Le président Abdelmadjid Tebboune répond à la polémique suscitée, ces derniers jours en France, autour de l’accord de 1968. Mené par des acteurs de la droite et de l’extrême droite, avant d’être saisi par le nouveau gouvernement français, ce débat récurrent n’a d’objectif, selon le chef de l’Etat, que d’éloigner l’échange sur les vrais contentieux historiques entre les deux pays.

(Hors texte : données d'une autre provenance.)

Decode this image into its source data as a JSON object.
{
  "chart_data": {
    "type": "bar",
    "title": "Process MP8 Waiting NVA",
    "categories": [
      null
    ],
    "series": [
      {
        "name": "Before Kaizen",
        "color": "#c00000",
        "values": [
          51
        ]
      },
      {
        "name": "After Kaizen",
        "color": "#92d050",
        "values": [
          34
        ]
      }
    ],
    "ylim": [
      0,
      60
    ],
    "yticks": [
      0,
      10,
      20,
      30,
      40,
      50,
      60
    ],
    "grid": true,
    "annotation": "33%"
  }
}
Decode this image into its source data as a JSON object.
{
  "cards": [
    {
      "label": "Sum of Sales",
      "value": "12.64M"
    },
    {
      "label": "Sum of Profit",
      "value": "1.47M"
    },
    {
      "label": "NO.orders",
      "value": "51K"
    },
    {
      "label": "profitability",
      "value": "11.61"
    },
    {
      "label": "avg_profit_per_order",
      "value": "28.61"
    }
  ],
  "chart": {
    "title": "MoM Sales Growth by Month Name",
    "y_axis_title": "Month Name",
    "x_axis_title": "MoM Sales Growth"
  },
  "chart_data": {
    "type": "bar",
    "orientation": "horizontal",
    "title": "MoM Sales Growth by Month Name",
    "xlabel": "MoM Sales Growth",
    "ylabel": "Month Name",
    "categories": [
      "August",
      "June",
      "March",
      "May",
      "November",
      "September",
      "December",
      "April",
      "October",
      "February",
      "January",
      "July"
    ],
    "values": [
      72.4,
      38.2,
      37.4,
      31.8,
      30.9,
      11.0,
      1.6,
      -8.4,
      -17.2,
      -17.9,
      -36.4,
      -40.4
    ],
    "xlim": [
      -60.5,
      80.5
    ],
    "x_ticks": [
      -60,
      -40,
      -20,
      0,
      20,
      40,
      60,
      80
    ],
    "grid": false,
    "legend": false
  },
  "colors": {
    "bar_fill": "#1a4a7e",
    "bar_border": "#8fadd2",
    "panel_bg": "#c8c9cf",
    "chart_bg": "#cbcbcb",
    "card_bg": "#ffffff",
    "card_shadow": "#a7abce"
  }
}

Dans une interview avec des journalistes, diffusée samedi soir par la télévision nationale, Abdelmadjid Tebboune cite le dossier pendant de la décontamination des sites où avaient eu lieu les essais nucléaires et chimiques français en Algérie (1960-1966). «Ce sont des contrevérités, et ils le savent (les responsables français, ndlr)», affirme le président Tebboune, invitant le gouvernement français à aborder les «sujets sérieux». «Si vous voulez aborder les sujets sérieux, venez nettoyer les sites où vous avez effectué des expériences nucléaires.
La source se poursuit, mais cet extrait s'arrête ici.